Uma dessas jovens artistas era Anita Malfatti. Filha de família rica e paulista, fez sua primeira exposição no Brasil em 1917. Os quadros expostos foram de grande choque para os críticos e público geral, que ainda eram extremamente conservadores se comparados com os revolucionários franceses. Uma das mais duras críticas que recebeu foi a do escritor Monteiro Lobato, que a comparou com “furúnculos” apesar de elogiar incansavelmente seu grande talento para a forma de arte clássica, a qual era considerada “pura” por ele. Mas não apenas duras críticas à pintora recebeu, Mário de Andrade, também estava presente na exposição, sentindo os ânimos artísticos um tanto alterados como consequência da, inesperada e repentina para alguns, revolução artística, concebeu a ideia da Semana da Arte Moderna. E assim se deu início aos preparativos da semana de 22.

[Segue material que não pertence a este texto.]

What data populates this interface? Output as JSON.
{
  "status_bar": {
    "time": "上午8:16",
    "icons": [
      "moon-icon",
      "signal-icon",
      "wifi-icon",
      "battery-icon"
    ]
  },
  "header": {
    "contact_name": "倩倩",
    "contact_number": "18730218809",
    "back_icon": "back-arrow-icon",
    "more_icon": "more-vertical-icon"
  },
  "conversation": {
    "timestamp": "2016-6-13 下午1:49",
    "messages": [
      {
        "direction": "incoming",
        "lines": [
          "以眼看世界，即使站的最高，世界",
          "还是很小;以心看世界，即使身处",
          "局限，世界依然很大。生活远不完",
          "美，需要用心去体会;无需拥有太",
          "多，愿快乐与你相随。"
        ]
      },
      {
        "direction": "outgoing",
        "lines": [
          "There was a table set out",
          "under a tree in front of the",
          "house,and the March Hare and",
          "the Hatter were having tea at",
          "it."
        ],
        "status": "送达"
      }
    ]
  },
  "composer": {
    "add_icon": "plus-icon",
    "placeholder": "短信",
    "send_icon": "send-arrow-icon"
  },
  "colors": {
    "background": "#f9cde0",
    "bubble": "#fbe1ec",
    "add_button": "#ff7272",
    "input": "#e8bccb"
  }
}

Mario se juntou com o escritor Oswald de Andrade e o artista plástico Di Cavalcanti, que juntos idealizaram o evento. O ano escolhido não poderia ser outro, 1922 marcava o centenário da independência brasileira, nada mais poético do que cem anos mais tarde propor a independência das artes brasilienses! O patrocínio não foi difícil. Não sabendo direito do que tratava, mas vendo que traria mais reconhecimento à cidade de São Paulo, cafeicultores paulistas e até mesmo o então governador Washington Luís, patrocinaram o evento de bom grado. Com todo esse apoio ficou fácil alugar o melhor dos espaços para a empreitada. O Teatro Municipal de São Paulo. Casa da arte clássica, retrógrada e copiada. Lar dos parmasianos que abriria suas portas para seus próprios inimigos. Estava, assim, tudo pronto.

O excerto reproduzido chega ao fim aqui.